When I run: curl -s -H "Content-Type: application/x-ndjson" -XPOST 'localhost:9200/_bulk' --data-binary @data.json I get no response at all. I tried to take some subset of the data (i.e. 100, 1000 lines) and those worked (I even receiver a JSON response). But as soon as I went over a million it gave no response. Currently, there are only 500 entries in the Elasticsearch database.

I also checked the elasticsearch logs and they are empty.

The file has 20 million lines and approximately 2.7 GB.
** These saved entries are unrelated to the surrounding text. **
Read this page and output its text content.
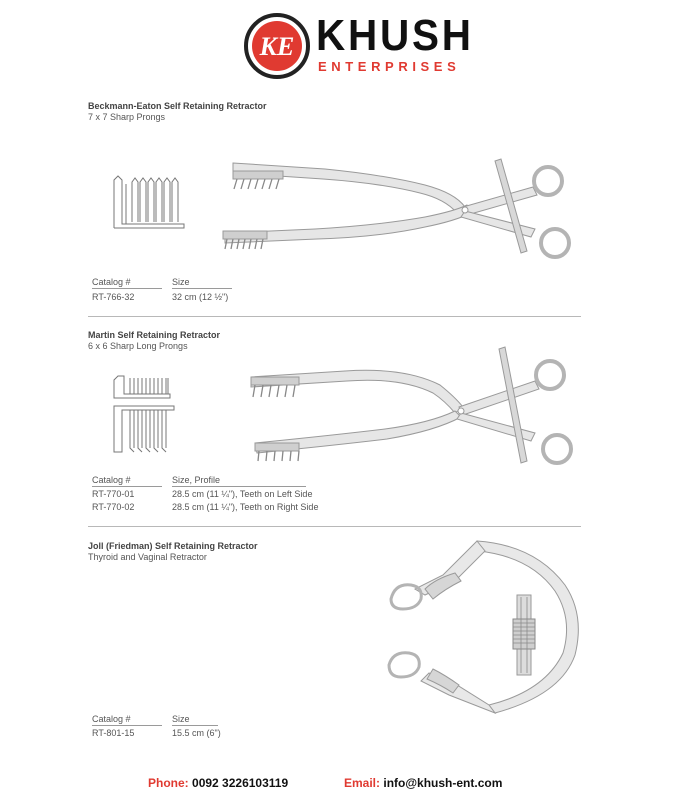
KE KHUSH
ENTERPRISES
Beckmann-Eaton Self Retaining Retractor
7 x 7 Sharp Prongs
Catalog #	Size
RT-766-32	32 cm (12 ½")
Martin Self Retaining Retractor
6 x 6 Sharp Long Prongs
Catalog #	Size, Profile
RT-770-01	28.5 cm (11 ¼"), Teeth on Left Side
RT-770-02	28.5 cm (11 ¼"), Teeth on Right Side
Joll (Friedman) Self Retaining Retractor
Thyroid and Vaginal Retractor
Catalog #	Size
RT-801-15	15.5 cm (6")
Phone: 0092 3226103119	Email: info@khush-ent.com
Why am I not getting any response when I post a larger JSON file? Am I doing something wrong? Is there a better way to handle bulk indexing?

1
If you try smaller file e.g. like 1000 lines and the same format do you get a response or is the data loaded? You can always check if something is being transferred via wiresharktukan
Largest json I got to work was with 500k lines (250k documents). When I go to 1 million I get no response.bmakan
So why don't you split the file into multiple json files around 500k lines? My wild guess is there is memory issue.tukan
wild-guessing again - is there some timeout setup?tukan
I managed to get it all in by splitting the json into multiple files. Still, it's very strange that database which should be working with millions of documents is unable to import them or at least throw an error when it fails to do so. I suppose it could be an issue with the memory. My PC has 8GB.bmakan

1 Answers

1
votes

Based on comment I'm creating a "workaround":

Splitting the huge file into multiple json files around 500k lines which currently work.

My wild guess is there is memory issue is at work here (you could check it via memory usage, cpu, network, etc.)